MS starting giving away their browser to compete for Netscapes, whose browser was NOT FREE.
I think you are misremembering (not a criticism, thinks were fast and furious back then). Netscape would allow you to give them money if you really wanted to, but it was also a free download, and was also bundled everywhere. Netscape was definitely using the "give away the product and make up the difference in volume" Internet model.
Both browsers were a piece of crap then, but the is irrelevant to the discussion.
No, Netscape really was a buggy piece of crap. Remember, Netscape had an enormous lead over IE... in the 90s of percent. Everyone switched because IE was so much better, especially when it came to speed.
Using you monopoly power to destroy a competitor is illegal.
And yet, Opera does OK in this IE-dominated world. Netscape died because their product sucked, and they were also trying to take advantage of a non-natural market. It was like trying to sell TCP/IP stacks on top of windows. Those companies used to exist, by the way. They don't anymore, and no one cries for them because Microsoft started "bundling" TCP/IP as part of the operating system. Same with the browser -- A browser is a natural utility of an operating system these days.
Sometimes it's best to just let stupid people be stupid.
The EU only wants to regulate the way US credit card companies deal with EU citizens.
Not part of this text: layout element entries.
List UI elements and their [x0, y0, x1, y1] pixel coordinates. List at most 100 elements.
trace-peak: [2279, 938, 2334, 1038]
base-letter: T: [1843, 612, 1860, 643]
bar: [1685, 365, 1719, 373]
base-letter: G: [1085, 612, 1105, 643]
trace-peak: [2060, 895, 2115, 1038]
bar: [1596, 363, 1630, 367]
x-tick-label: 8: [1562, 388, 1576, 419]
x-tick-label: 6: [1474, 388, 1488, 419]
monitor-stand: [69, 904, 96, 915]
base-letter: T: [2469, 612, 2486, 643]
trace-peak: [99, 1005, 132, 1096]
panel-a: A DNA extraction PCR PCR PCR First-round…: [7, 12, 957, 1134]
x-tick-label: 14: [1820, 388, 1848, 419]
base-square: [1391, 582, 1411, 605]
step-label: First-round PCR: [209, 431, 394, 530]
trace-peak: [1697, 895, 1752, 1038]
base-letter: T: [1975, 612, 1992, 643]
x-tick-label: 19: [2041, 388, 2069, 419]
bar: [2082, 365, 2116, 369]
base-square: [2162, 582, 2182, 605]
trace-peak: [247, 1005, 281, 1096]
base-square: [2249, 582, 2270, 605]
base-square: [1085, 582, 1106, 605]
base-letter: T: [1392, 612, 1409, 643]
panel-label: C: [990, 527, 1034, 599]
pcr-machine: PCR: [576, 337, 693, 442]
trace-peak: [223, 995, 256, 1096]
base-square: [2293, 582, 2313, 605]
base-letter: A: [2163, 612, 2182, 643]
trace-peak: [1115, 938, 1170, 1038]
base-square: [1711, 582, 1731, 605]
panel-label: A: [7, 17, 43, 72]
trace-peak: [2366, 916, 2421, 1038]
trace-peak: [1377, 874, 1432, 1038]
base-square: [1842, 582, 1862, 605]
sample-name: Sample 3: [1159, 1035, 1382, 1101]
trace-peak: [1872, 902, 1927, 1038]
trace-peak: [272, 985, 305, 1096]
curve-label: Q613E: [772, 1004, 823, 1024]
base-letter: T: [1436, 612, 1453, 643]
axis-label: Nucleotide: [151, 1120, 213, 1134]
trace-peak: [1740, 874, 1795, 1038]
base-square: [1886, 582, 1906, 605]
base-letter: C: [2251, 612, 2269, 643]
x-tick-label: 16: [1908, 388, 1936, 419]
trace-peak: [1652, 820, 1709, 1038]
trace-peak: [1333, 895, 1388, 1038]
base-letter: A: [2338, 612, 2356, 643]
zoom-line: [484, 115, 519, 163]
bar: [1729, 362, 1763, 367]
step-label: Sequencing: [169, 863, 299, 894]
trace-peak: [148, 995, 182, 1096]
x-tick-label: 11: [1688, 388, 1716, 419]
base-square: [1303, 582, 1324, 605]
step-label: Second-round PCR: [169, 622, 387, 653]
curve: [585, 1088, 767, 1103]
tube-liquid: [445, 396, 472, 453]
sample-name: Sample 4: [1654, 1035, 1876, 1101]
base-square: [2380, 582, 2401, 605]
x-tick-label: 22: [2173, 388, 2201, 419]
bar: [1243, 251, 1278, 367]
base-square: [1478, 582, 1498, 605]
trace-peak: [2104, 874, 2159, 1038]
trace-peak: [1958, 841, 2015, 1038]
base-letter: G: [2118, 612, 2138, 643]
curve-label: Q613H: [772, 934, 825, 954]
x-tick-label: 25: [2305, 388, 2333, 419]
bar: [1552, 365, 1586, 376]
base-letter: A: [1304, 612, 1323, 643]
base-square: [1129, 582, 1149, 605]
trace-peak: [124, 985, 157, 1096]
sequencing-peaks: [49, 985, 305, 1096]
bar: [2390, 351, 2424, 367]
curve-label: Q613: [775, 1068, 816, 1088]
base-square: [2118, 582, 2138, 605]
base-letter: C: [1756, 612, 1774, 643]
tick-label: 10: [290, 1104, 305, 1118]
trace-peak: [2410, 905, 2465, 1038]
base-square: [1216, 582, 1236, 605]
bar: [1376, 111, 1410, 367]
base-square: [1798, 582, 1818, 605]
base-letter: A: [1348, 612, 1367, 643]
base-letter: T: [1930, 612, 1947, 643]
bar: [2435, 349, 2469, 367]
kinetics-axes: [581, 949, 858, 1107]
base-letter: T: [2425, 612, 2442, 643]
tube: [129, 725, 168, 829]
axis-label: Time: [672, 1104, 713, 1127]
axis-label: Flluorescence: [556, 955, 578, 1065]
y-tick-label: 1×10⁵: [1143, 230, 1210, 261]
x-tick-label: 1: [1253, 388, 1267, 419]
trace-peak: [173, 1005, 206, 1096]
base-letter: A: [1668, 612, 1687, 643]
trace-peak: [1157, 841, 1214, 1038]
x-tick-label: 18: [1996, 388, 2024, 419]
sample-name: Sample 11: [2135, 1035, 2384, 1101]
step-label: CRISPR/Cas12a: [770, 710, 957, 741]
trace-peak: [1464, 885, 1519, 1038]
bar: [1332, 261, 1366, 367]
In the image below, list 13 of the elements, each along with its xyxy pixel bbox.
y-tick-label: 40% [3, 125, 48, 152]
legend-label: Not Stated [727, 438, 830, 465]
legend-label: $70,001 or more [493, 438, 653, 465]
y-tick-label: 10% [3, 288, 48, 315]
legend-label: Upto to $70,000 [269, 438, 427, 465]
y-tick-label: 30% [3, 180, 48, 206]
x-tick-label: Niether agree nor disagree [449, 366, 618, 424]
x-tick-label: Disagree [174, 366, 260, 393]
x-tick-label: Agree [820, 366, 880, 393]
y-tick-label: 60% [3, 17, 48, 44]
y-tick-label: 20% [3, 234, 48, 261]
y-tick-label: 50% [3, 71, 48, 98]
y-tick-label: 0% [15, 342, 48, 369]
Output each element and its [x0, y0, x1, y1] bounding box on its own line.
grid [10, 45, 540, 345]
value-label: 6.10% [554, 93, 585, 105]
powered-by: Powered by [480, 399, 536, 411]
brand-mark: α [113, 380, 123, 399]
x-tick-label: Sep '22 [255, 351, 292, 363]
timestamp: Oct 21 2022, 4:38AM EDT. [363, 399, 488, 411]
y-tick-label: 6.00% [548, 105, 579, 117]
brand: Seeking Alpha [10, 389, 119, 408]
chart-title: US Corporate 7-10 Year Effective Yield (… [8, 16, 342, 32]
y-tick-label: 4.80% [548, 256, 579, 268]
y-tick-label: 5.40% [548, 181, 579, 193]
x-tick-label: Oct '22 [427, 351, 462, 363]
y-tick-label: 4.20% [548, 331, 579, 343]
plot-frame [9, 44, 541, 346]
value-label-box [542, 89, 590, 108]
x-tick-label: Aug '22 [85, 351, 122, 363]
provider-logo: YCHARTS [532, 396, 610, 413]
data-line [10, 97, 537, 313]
Welcome to the global community. All the EU is saying is that a fair set of rules need to be put in place so that people don't get abused. What EU proposes against Microsoft would help US companies too, it is just that the US goverment lacks the balls to do this.
Engineering is the art of compromise.
The US government is a completely gutless pet of the plutocracy that really rules the country, so unless there is dramatic change of regime nothing will happen there.
The rest of the world, except the EU (it seems) doesn't really care because they are too primitive to to realize that being dependent on a single US company is a problem.
The funny thing is that the EU has a very simple solution to the MS problem; simply fine MS 10000 EUR / day / undocumented protocol identified and use the resulting money hire 10-20 hackers pr. protocol to reverse engineer it and publish the docs.
Anyone should be allowed to submit protocols, if MS has implemented both a server and a client then it needs to be documented.
Ideally this principle should extend to other areas as well, there are tons of secret protocols that do nothing more than serve as a weapon of vendor lockin.
-- To dream a dream is grand, but to live it is divine. -- Leto ][
Devils advocate: At least people have a choice to buy Microsoft products or not. They don't have the choice to not be subject to the EU or its laws. They won't even have the first choice if the EU stops Microsoft selling its products in Europe.
By summer it was all gone...now shesmovedon. --
You US trolls still don't get it that the EU is the largest common market, bigger than the US market, do you? Walking away from a market that size is a suicide move for a company that relies on monopoly and lock-in for survival.
Assorted stuff I do sometimes: Lemuria.org
And believe it or not, if it actually were game over for MS in the EU, all that precious windos-only software would be ported to OSX, Linux, etc. in record time. The EU market is huge, larger than the US market. Any company producing software would make sure it's available in that market, windos or no windos.